Of particular interest to the legal profession and rendering of legal services is that the NIN is also mandatory for: the documentation of arrested and convicted persons; filing and registration of criminal and civil actions in courts or other arbitration processes; executing any contract or business agreement; tenancy agreements; obtaining and processing of probate documents. It is important to note that by the Regulations, Court is interpreted to mean Federal High Court. It is therefore left to be seen whether the Regulations apply in the State High Courts.
Furthermore, Regulation 1(2) makes it compulsory for government agencies which perform functions mentioned above to require any person transacting with them to produce his NIN and verify and authenticate the person or NIN so provided in the National Identity database.
Part 2 of the Regulations covers the process for exercising the NIMC’s monitoring and enforcement powers. Regulation 5(2) empowers the NIMC to demand for evidence of compliance from persons, public or private institutions or organisations; caution a non-compliant person or entity in writing; sanction a non-compliant person or entity by the imposition of administrative fines and institute criminal proceedings against a non-compliant person or entity through the office of the Attorney General of the Federation or by instituting civil action against the defaulting person or entity.

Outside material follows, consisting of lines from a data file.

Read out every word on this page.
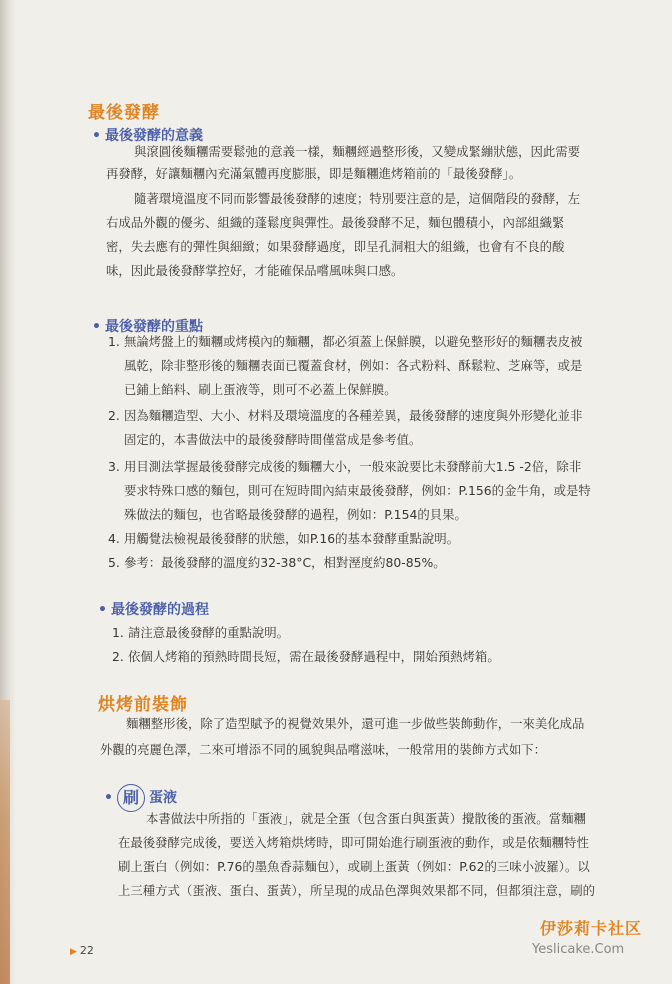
最後發酵
• 最後發酵的意義
與滾圓後麵糰需要鬆弛的意義一樣，麵糰經過整形後，又變成緊繃狀態，因此需要
再發酵，好讓麵糰內充滿氣體再度膨脹，即是麵糰進烤箱前的「最後發酵」。
隨著環境溫度不同而影響最後發酵的速度；特別要注意的是，這個階段的發酵，左
右成品外觀的優劣、組織的蓬鬆度與彈性。最後發酵不足，麵包體積小，內部組織緊
密，失去應有的彈性與細緻；如果發酵過度，即呈孔洞粗大的組織，也會有不良的酸
味，因此最後發酵掌控好，才能確保品嚐風味與口感。
• 最後發酵的重點
1. 無論烤盤上的麵糰或烤模內的麵糰，都必須蓋上保鮮膜，以避免整形好的麵糰表皮被
風乾，除非整形後的麵糰表面已覆蓋食材，例如：各式粉料、酥鬆粒、芝麻等，或是
已鋪上餡料、刷上蛋液等，則可不必蓋上保鮮膜。
2. 因為麵糰造型、大小、材料及環境溫度的各種差異，最後發酵的速度與外形變化並非
固定的，本書做法中的最後發酵時間僅當成是參考值。
3. 用目測法掌握最後發酵完成後的麵糰大小，一般來說要比未發酵前大1.5 -2倍，除非
要求特殊口感的麵包，則可在短時間內結束最後發酵，例如：P.156的金牛角，或是特
殊做法的麵包，也省略最後發酵的過程，例如：P.154的貝果。
4. 用觸覺法檢視最後發酵的狀態，如P.16的基本發酵重點說明。
5. 參考：最後發酵的溫度約32-38°C，相對溼度約80-85%。
• 最後發酵的過程
1. 請注意最後發酵的重點說明。
2. 依個人烤箱的預熱時間長短，需在最後發酵過程中，開始預熱烤箱。
烘烤前裝飾
麵糰整形後，除了造型賦予的視覺效果外，還可進一步做些裝飾動作，一來美化成品
外觀的亮麗色澤，二來可增添不同的風貌與品嚐滋味，一般常用的裝飾方式如下：
• 刷 蛋液
本書做法中所指的「蛋液」，就是全蛋（包含蛋白與蛋黃）攪散後的蛋液。當麵糰
在最後發酵完成後，要送入烤箱烘烤時，即可開始進行刷蛋液的動作，或是依麵糰特性
刷上蛋白（例如：P.76的墨魚香蒜麵包），或刷上蛋黃（例如：P.62的三味小波羅）。以
上三種方式（蛋液、蛋白、蛋黃），所呈現的成品色澤與效果都不同，但都須注意，刷的
▶ 22
伊莎莉卡社区
Yeslicake.Com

The purpose of the NIN is to tie all records about an individual in the National Identity database and also to verify the identity of individuals. Once an NIN is issued to an individual, it cannot be re-issued to another, even though the bearer dies. However, taking into consideration the extensive changes being introduced as part of the NIN process, there remains the question of whether all of its objectives are entirely achievable in terms of implementation and enforcement.